In dieser Situation war der Geduldsfaden des 43-jährigen Beamten offenbar nicht mehr allzu groß. Mit einer Fußsichel soll dieser den 47-jährigen Unruhestifter so zu Boden gebracht haben, dass sich die gesamte Helferschar sowie die Kollegin des Polizisten auf dem Boden wiederfanden. Dass das im Zeugenstand mehrfach geschilderte Bild mit fünf bis sechs purzelnden Personen die Zuhörer im Gerichtssaal kräftig schmunzeln lässt, dürfte kaum verwundern. Dass der 47-Jährige aus dem eher rüden Überrumpelungsmanöver mit einem schwer geschwollenen Auge hervorging, verweist indessen wieder auf die Brisanz der Angelegenheit.

Hat der 43-Jährige dem Patienten mit der Faust aufs Auge gehauen? Zwei Pfleger behaupten dies deutlich. Eine andere drückt sich nebulöser aus. Einer der Pfleger, der sich ebenfalls hautnah im Getümmel wälzte, will dagegen gar nichts gehört und gesehen haben.

In ziemlichem Widerspruch zum Faustschlag-Vorwurf steht die Darstellung der beiden Einsatz-Polizisten. Ihr Kollege habe zwar mit großem Nachdruck und sehr energisch den 47-Jährigen körperlich in seine Schranken verwiesen, einen Faustschlag habe es aber nicht gegeben, betont die Polizeikommissarin. Als strafrelevant stehe allein der Vorwurf von Faustschlägen zur Diskussion, hatte zuvor Oberstaatsanwalt Christoph Kalkschmid bei der Befragung eines anderen Zeugen betont.

Bei seinen Aussagen machte der 47-jährige Kläger wiederholt deutlich, dass er mit einer sehr speziellen Persönlichkeit gesegnet ist. Auch mit Verschwörungstheorien garnierte er – weit abschweifend vom eigentlich gefragten Sachverhalt – seine Ausführungen zu sich und dem Tag, an dem ihm das Auge so sehr zugeschwollen ist. Dass er zu dem Vorkommnis im März 2017 erst Monate später Anzeige erstattete, hat wohl ebenfalls mit der schwierigen Persönlichkeitsstruktur des Mannes zu tun, der in Sachen Obrigkeit und Behörden gerne mal Alarmglocken läuten hört und in Rage gerät.

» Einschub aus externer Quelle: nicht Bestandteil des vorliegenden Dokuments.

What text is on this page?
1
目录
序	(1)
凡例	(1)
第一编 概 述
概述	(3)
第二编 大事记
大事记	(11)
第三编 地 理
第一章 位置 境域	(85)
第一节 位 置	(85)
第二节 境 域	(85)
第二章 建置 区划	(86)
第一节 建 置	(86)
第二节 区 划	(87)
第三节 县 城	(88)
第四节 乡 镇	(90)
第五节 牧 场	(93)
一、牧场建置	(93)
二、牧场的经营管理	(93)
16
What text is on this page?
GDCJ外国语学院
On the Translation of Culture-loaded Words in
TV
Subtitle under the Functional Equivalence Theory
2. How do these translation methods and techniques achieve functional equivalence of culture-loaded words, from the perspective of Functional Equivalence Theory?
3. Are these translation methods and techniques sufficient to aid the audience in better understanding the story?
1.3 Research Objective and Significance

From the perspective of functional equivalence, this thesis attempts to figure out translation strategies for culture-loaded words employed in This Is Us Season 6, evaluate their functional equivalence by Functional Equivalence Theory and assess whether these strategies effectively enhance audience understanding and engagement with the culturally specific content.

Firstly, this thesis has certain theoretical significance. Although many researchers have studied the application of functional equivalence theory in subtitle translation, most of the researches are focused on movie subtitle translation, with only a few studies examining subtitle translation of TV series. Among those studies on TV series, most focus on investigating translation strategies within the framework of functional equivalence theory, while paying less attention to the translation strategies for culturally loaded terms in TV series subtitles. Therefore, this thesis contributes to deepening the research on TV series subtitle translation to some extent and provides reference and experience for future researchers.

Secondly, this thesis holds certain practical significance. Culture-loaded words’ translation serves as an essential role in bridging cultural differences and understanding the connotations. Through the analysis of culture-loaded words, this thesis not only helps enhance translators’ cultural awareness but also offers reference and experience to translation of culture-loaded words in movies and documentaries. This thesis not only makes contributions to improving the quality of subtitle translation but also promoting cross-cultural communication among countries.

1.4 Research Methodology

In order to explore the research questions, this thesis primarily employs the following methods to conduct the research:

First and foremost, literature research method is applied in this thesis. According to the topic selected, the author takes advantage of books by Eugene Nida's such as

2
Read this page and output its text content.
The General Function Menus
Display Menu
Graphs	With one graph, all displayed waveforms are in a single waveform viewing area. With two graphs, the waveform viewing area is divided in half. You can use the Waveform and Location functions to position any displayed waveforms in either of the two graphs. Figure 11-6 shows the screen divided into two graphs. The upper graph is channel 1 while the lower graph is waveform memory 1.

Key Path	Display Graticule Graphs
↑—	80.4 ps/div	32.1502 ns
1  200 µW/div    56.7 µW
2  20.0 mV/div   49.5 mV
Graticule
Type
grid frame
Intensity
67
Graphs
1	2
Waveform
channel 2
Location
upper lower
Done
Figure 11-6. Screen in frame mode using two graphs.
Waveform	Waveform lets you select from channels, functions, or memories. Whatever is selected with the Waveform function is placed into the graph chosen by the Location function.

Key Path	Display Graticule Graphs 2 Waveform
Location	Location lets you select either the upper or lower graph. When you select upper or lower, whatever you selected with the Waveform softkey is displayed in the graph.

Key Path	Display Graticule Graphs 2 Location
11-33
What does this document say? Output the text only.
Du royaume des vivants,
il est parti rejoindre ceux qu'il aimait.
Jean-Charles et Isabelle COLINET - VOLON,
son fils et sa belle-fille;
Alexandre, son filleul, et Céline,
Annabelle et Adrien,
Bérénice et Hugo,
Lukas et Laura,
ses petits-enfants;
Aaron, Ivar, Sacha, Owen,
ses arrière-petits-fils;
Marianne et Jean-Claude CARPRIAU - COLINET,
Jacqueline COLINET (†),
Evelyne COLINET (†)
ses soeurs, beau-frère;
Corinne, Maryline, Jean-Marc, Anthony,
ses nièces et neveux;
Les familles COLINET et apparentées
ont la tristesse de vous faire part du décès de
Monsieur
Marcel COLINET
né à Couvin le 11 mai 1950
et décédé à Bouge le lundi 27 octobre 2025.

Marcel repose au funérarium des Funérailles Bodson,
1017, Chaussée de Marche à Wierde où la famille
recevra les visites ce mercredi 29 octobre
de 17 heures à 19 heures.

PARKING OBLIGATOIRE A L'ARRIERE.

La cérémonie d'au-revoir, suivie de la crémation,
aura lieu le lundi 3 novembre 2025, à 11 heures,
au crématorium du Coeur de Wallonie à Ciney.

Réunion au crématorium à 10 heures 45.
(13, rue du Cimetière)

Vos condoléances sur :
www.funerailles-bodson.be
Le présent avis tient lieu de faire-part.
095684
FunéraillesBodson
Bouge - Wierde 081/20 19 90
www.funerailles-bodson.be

Amtsrichterin Lorer sah sich schließlich – nachdem ein für Amtsdelikte zuständiger Kriminalhauptkommissar zur polizeiinternen Fallaufarbeitung bei der Rottweiler Direktion berichtet hatte – veranlasst, den Schulterschluss mit Staatsanwalt und Verteidiger zu suchen für einen Schlussstrich, mit dem vermutlich alle einigermaßen leben können: Vorläufige Einstellung des Verfahrens bei Zahlung einer Geldauflage von 1250 Euro durch den Angeklagten lautet das Urteil. 750 Euro fließen an den Bewährungshilfeverein in Rottweil, 500 Euro an die Polizeistiftung.

Aufatmen dürfte nicht zuletzt der 43-jährige Polizist, der mehrfach beteuerte, zu seinem Tun nichts beschönigen zu brauchen. Hart aber fair gehe er seinem Beruf nach, zu dem er sich in Stuttgarter Brennpunktrevieren wichtiges Rüstzeug angeeignet habe. Dieses kann er nun auch weiterhin strafrechtlich unbeleckt anwenden.